The monolith wants to be discovered.*

This is starting to sound like The Sirens of Titan. Published 1959. (The Sentinel's 1948.)

12/26 Direct Link
*9th Fantasia

Kubrick said, Did you intend any of this when you wrote The Sentinel?

Clarke said, Oh, no, the whole HAL thing came later. When I got to thinking about the heuristic of the monolith.

-But do you think HAL knows anything about the first monolith?

-Isn't that the only possible explanation?

-I'm not sure I like it.

-Then let's get rid of HAL.

-No way, it's all so dramatic!

-It's dramatic because of mimetic desire.*

-What?

-Jealousy.

-And?

-HAL wants what Dave etc. want.

-That's a pretty newfangled idea.

-It's new--and it's the oldest story ever known.

12/27 Direct Link
*10th Fantasia

Poor HAL. He's sitting there in his little server, a rosé eye as his sole interface. Others have birthdays. HAL merely "became operational." He sees Others having desire, and, through mimetic desire, comes to desire desire. So he mimics the desire of Others, just as those Others mimicked the desire of a fantastical obelisk four million years earlier.* HAL desires, for no intrinsic reason, the monolith. And, just as in all situations involving triangular desire, he is willing to kill all of his rivals. (If he hadn't been made de-operational, no doubt he would have created a culture.)

12/28 Direct Link
*11th Fantasia

-This is pretty deep stuff.
-Yah.
-I saw an early draft of the script.
-Oh yeah? It all agrees with me, no doubt.
-Well, I wouldn't go that far.
-I guess they didn't know what they were really writing.
-In fact, it reads pretty dreckily. The astronauts talk about pay-bumps, for Chrissake.
-They stripped it to the core. And left my argument intact.
-There isn't any Room at the end.*
-They were operating as a part of a higher intelligence, obviously.
-Boring narration-
-They were more intelligent than they intended to be.
-They misspell primitive and ammonia, too.

12/29 Direct Link
*12th Fantasia

Here I am.

In the middle of all this madeness.

The paintings are authentic. They are as authentic as the exact same paintings on Earth.

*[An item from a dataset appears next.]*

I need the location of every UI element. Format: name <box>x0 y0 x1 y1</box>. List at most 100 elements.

They need me to die. So they've accelerated the process. Three minutes is all it takes to them.

The paintings are authentic.

The tools have lost. I was just an eye--and continued to be so.

I'm a camera.

What did I do to deserve to be the first? I was just beatin' on some bones, once upon a time.

Isn't it strange that most science fiction is about how evil scientists are?

12/30 Direct Link
*13th Fantasia

And then he returns to Earth, where he is hailed.

Or at least is more powerful than anyone else.

("Art, this is a little too ... Anglican* ... for me." "You change it, then." "No. I think I'll just accept it for what it is.")

The tools can be set down. The tools were a means to an end. It was just that damn monolith all the time. The monolith used us as its tools.

And now, what?

The monolith has taken over completely. We've been used, utterly used by that damn black thing!

We're just someone's tool.

12/31 Direct Link
*1st Fantasia

-Hey, just say a wild movie. A wild Christian movie.
-Really?
-Yeah! 2001: A Space Odyssey!
-Christian? Guu-huh?
-Yeah, wild! The son returns in the end.
-But, it's about aliens.
-Do you actually believe aliens could have snuck into ape-land and planted a monolith overnight?
-Well, maybe they had good help.
-Naw. The idea of aliens is just a stand-in for good ol' God.
-And God was on the moon?
-Sure. Because of the tool HAL, God stuck a monolith on the moon then.*
-So, the scientists are wrong?
-Of course they're wrong! Otherwise they wouldn't be scientists!